Note that if a compiler can prove that it can get away with storing the value in a smaller amount of space without breaking any code (for example it's a variable only visible internally within a single translation unit), and its optimization heuristics suggest that it'll be more efficient on the target hardware, it's entirely allowed to optimize it accordingly and store it in a smaller amount of space, so long as the rest of the code works "as if" it did the standard thing.
But, when the code has to inter-operate with other code that might be compiled separately, sizes have to stay consistent, or ensure that every piece of code follows the same convention.
Because if it's not consistent, there's this complication: What if I have int x = 255;
but then later in the code I do x = y
? If int
could be variable-width, the compiler would have to know ahead of time to pre-allocate the maximum amount of space it'll need. That's not always possible, because what if y
is an argument passed in from another piece of code that's compiled separately?
The compiler is allowed to make a lot of changes to your code, as long as things still work (the "as-is" rule).
It would be possible to use a 8-bit literal move instruction instead of the longer (32/64 bit) required to move a full int
. However, you would need two instructions to complete the load, since you would have to set the register to zero first before doing the load.

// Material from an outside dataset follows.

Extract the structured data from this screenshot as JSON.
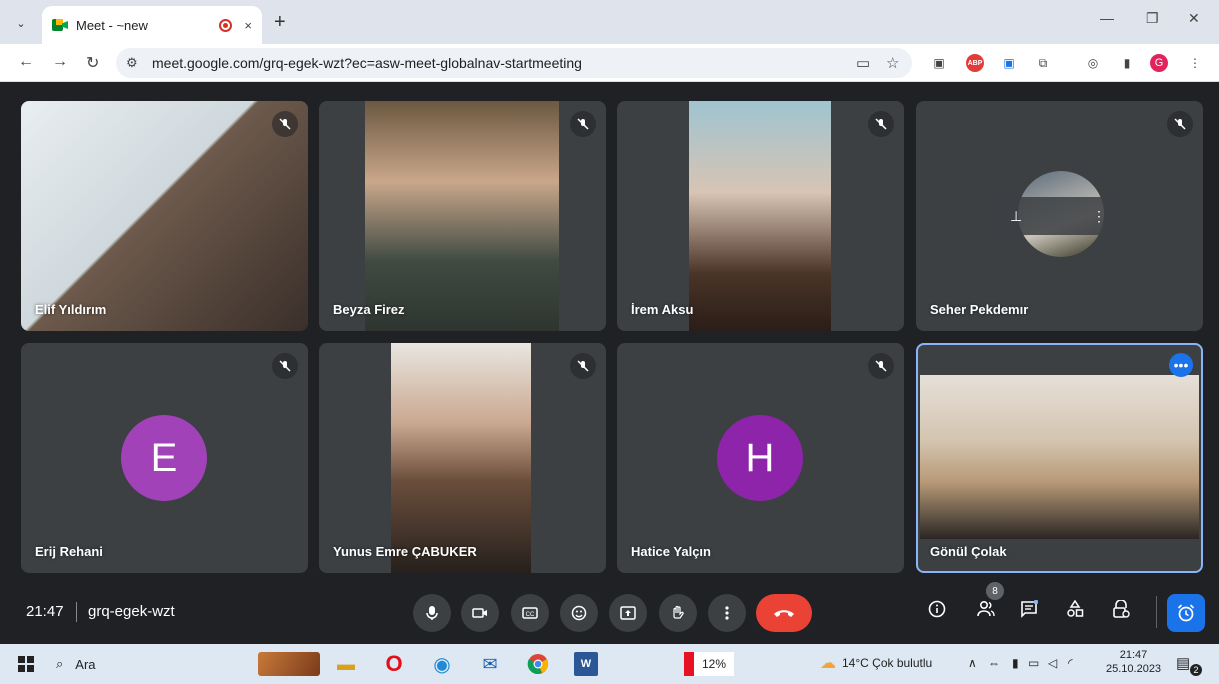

It is simply more efficient (at least according to the main compilers) to handle the value as 32 bit. Actually, I've yet to see a x86/x86_64 compiler that would do 8-bit load without inline assembly.
However, things are different when it comes to 64 bit. When designing the previous extensions (from 16 to 32 bit) of their processors, Intel made a mistake. Here is a good representation of what they look like. The main takeaway here is that when you write to AL or AH, the other is not affected (fair enough, that was the point and it made sense back then). But it gets interesting when they expanded it to 32 bits. If you write the bottom bits (AL, AH or AX), nothing happens to the upper 16 bits of EAX, which means that if you want to promote a char
into a int
, you need to clear that memory first, but you have no way of actually using only these top 16 bits, making this "feature" more a pain than anything.
Now with 64 bits, AMD did a much better job. If you touch anything in the lower 32 bits, the upper 32 bits are simply set to 0. This leads to some actual optimizations that you can see in this godbolt. You can see that loading something of 8 bits or 32 bits is done the same way, but when you use 64 bits variables, the compiler uses a different instruction depending on the actual size of your literal.
So you can see here, compilers can totally change the actual size of your variable inside the CPU if it would produce the same result, but it makes no sense to do so for smaller types.